Wednesday, December 06, 2006
Today's blog is for die-hard writers who get a buzz from talking about rhetoric. No tools or technology today; I'm going through enough of that on the day job :-)
I was structuring a formal analogy the other day, you know--A:B::C:D (read A is to B the way that C is to D), and wondered what the preferred sequence should be. Should the new relationship be in the AB slot with CD being the relationship the reader is already familiar with, or should AB be the familiar relationship and CD be the one that is new to the reader?
I've always been a big fan of using a Given-New rhetoric when trying to explain complicated material. In that scheme you make the topic (subject) of the sentence some concept the reader is already familiar with, and you introduce the new concept in the predicate. Then the next sentence can take the predicate from the previous sentence and make it the subject, since it has now become a "given." The technique allows you to build up a knowledge base, so to speak, within the reader in small, manageable steps.
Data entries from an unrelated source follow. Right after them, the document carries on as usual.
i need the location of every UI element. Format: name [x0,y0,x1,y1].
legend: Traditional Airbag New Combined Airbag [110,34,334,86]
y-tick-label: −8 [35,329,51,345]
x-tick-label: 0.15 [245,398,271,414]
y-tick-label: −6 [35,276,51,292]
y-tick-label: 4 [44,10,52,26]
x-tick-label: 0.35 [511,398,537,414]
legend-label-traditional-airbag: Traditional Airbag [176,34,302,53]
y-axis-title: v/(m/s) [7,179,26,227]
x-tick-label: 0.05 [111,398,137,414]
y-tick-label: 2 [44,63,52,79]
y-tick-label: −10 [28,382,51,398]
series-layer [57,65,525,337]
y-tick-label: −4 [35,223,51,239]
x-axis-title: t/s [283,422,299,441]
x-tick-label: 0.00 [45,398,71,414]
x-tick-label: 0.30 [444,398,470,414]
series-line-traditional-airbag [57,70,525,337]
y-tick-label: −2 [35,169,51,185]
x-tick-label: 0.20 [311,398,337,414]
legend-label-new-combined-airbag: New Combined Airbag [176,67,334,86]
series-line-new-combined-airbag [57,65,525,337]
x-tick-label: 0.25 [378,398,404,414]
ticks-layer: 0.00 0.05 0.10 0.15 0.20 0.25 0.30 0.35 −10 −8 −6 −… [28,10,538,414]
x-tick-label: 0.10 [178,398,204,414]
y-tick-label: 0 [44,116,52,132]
For example, let's say you had to explain DITA to a reader base for whom it would be a new concept. Watch how in the following text, the subjects of the sentences are concepts that are already familiar to the reader. Pay particular attention to the dance that ensues from a concept going from the predicate position in one sentence (where it was the "new" concept) to being the subject in the next sentence (because it is now a "given" concept). The following explanation assumes that the concept of structured writing is a familiar one to the reader.
A form of structured writing that has gained much popularity in recent years is DITA. DITA stands for Darwin Information Type Archictecture and is an XML-based approach to authoring. XML is the mark-up language that enables authors to share content across different platforms and among different documents.You get the idea. This is a blog and that was a quick example, so don't edit me too critically on it. Like any horse, Given-New can be ridden to death and its overuse can leave your discourse sounding "sing-songish" and feeling mechanical. None-the-less, I have found that it is often a good technique for first drafts of paragraphs where I feel I have to move the readers across a rather large gap between what they already know and what they need to know.
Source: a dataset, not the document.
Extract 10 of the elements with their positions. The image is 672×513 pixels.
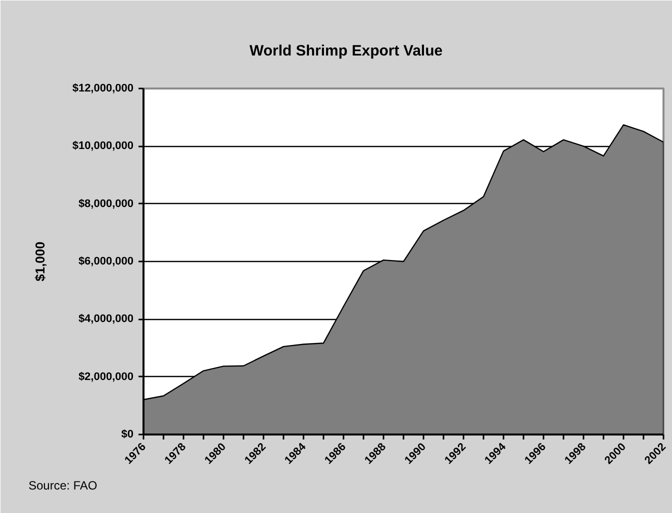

But that logic didn't "feel" right to me when trying to put an analogy together; the order of New-Given seemed better within that device. For example, let's say I am trying to explain DITA topics to someone who is already familiar with Information Mapping. Which of the following analogies works better?
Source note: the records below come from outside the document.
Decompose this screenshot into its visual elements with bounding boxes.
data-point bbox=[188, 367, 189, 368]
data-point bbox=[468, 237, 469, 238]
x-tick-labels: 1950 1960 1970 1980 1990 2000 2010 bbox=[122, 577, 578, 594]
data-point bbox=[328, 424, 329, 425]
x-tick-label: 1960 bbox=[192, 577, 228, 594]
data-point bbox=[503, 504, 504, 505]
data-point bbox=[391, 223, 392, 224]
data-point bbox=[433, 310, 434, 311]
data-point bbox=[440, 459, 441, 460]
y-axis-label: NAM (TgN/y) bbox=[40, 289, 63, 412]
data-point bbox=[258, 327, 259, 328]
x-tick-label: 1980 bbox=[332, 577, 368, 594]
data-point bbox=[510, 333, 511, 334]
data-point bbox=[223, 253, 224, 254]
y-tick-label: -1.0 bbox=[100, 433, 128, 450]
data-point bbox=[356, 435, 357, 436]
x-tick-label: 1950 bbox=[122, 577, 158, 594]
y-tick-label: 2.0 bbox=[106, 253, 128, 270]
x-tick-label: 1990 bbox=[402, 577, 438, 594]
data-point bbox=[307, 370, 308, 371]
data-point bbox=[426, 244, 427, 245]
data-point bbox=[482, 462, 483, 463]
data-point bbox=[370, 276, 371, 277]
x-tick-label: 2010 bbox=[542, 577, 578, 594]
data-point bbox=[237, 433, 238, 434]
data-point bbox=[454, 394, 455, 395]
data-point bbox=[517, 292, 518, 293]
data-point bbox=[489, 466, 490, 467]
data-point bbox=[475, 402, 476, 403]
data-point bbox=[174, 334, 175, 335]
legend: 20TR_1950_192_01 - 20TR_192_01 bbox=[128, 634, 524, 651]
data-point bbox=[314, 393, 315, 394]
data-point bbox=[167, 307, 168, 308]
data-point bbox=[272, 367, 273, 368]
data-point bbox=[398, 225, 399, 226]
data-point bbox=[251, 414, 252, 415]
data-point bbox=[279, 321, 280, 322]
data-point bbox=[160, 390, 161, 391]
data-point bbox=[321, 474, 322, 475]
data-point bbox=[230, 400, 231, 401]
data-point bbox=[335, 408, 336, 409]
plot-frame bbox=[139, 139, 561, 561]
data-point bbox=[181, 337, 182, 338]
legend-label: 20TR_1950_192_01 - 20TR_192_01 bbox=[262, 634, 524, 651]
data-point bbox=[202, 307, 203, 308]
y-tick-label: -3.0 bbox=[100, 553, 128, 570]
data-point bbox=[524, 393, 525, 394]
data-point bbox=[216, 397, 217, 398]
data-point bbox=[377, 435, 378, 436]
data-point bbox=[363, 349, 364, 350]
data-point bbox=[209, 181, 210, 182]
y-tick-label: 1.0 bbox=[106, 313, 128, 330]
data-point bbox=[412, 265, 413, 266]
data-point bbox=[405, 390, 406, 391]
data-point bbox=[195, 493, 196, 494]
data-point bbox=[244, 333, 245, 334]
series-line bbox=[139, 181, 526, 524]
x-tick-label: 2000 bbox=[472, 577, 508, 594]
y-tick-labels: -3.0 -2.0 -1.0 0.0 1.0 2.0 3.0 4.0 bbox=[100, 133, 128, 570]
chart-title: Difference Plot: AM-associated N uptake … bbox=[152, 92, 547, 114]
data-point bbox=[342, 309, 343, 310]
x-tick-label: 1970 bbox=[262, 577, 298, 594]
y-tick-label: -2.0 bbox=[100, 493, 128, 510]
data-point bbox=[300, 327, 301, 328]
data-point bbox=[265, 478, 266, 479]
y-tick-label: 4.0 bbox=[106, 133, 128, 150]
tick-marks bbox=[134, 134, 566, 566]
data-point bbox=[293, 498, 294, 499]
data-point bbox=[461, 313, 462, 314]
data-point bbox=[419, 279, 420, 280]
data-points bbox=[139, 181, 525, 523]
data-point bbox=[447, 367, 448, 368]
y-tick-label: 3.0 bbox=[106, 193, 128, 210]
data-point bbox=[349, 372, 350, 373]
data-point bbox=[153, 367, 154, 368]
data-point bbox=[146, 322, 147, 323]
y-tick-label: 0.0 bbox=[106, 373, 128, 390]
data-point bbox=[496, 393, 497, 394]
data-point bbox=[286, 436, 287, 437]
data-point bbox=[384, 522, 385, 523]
- Topics in DITA are similar to maps in Information Mapping.
- Maps in Information Mapping are similar to topics in DITA.
I think the first works better even though it is leading with the new concept and relating it to a given. Maybe because in context, it would appear in a discussion about topics, and, at least in that context, it would be the given topic.
But beyond that, I think there is something to be gained in an analogy by posing the strange relationship first and then grounding it in the familiar. It seems to be consistent with a principle I have noticed in instructional design: Students have no way to process a solution until they experience the problem. In other words, it's best to raise the question before providing the answer as an isolated fact.